Plus tard, Julia se demanda : si Vika intentait un procès, quoi faire ? Recours à un test ADN, production de la correspondance où Sergei reconnaissait son enfant … Mais était-ce vraiment son fils ? Sa belle-mère, sur ses conseils, alla voir Vika au travail et surprit une conversation qui laissa entendre un autre homme. Elle pensa que Vika, volage, pourrait avoir conçu un enfant hors de leur relation.
Le délai pour l’héritage approchait. Julia et sa mère furent les premières à se présenter chez le notaire pour faire valoir leurs droits de fille et de mère du défunt.
Deux semaines après l’accouchement, Vika, à nouveau au café préféré de Julia, annonça son intention de défendre les droits de son fils. Julia, d’un calme glacial, ne se laissa pas ébranler.
La veille, Vika avait envoyé un message : « Prépare-toi, bientôt naîtra le fils de Sergei. » Julia était remplie de stress, sa belle-mère, quant à elle, envisageait de rendre visite à Vika à la maternité.
— Je veux voir l’enfant, vérifier s’il ressemble à Sergei, demanda-t-elle.
— Mieux vaut venir le soir, répondit Vika. Les fleurs et les ballons ne m’intéressent pas. Apportez des couches : j’en aurai besoin. Je n’ai pas encore acheté le berceau.
Julia se rendit à la maternité. Après plus d’une heure d’attente, elle vit sortir Vika, accompagnée d’un homme qui tenait le nouveau-né, tous deux souriants, montant dans une voiture bleue ornée d’un ruban et d’une inscription : « Merci pour ce fils ».
« Que la justice fasse son œuvre », murmura Julia, sentant une paisible résolution l’envahir.
Le jour de l’audience, Vika plaidait sa cause, présentant des captures d’écran de la conversation où Sergei reconnaissait son enfant.

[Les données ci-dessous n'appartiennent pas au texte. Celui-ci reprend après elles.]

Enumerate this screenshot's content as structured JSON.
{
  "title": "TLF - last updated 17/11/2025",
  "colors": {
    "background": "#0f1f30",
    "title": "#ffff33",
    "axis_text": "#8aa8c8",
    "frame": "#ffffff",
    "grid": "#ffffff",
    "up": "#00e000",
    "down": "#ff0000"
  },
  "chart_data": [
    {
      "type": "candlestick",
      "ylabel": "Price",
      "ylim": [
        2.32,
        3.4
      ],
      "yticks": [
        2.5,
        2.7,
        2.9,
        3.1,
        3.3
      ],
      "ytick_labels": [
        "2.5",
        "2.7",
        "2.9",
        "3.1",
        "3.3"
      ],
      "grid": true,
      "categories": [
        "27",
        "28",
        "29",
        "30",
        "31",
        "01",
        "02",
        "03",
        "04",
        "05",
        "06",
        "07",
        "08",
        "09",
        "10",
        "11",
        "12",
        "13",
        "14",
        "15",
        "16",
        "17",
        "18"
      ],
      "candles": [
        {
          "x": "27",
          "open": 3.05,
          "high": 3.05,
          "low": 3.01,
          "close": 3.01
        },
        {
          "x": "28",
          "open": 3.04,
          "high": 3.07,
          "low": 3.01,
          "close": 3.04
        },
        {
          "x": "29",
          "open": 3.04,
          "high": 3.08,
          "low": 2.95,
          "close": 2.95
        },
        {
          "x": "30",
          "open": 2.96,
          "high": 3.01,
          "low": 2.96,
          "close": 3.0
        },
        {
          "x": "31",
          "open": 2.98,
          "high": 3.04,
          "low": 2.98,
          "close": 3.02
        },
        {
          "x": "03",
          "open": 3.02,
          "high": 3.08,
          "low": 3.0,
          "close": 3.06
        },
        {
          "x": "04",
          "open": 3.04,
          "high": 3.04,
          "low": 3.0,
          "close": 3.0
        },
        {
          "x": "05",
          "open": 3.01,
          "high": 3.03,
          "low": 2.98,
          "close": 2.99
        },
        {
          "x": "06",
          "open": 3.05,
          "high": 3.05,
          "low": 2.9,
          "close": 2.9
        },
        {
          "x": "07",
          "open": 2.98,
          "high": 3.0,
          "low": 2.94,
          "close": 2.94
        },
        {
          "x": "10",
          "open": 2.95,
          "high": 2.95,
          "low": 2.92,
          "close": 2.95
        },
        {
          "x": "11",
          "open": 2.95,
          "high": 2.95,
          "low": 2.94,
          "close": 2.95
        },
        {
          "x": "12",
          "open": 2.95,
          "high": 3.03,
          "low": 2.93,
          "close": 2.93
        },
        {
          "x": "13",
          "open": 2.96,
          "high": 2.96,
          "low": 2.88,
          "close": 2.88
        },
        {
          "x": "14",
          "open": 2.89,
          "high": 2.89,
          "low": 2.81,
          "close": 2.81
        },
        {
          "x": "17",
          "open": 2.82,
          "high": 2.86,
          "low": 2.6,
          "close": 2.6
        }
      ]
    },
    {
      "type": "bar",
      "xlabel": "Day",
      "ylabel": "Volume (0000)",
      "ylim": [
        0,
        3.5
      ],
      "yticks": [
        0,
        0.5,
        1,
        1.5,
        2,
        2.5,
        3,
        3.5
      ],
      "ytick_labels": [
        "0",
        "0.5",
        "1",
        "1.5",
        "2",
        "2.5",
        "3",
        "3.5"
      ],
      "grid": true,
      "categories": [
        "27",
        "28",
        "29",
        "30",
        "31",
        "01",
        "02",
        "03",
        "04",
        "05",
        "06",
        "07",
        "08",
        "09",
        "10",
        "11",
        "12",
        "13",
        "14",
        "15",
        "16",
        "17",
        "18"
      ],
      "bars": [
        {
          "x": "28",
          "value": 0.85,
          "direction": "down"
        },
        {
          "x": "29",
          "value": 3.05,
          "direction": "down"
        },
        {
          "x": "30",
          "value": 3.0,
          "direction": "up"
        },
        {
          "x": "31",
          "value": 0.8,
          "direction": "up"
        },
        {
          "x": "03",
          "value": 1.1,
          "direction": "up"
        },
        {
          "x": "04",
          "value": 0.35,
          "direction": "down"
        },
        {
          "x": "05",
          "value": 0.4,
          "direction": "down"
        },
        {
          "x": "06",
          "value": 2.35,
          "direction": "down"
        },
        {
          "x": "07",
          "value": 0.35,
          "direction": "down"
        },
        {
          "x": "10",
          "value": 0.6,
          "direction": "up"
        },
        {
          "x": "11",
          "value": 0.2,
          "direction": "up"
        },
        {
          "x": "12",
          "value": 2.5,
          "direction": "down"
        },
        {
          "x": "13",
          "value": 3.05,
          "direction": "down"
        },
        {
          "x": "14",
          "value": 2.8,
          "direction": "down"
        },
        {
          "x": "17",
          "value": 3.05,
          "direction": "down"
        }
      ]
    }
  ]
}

Julia demanda un test ADN, aux frais de l’intéressée, proposant ses propres échantillons. Vika, haineuse, refusa. Les résultats tombèrent : pas de lien de parenté.
— Je suis soulagée, admit la belle-mère, même si… c’est triste de n’avoir pas de petit-fils.
— Cette saleté retombée nous quitte, dit Julia. J’ai ma Dasha, et pour elle, je surmonterai toute épreuve.
Et c’est ainsi que Julia, malgré la trahison, le deuil et la lutte judiciaire, trouva la force de se relever et de tourner la page, guidée par l’amour pour sa fille.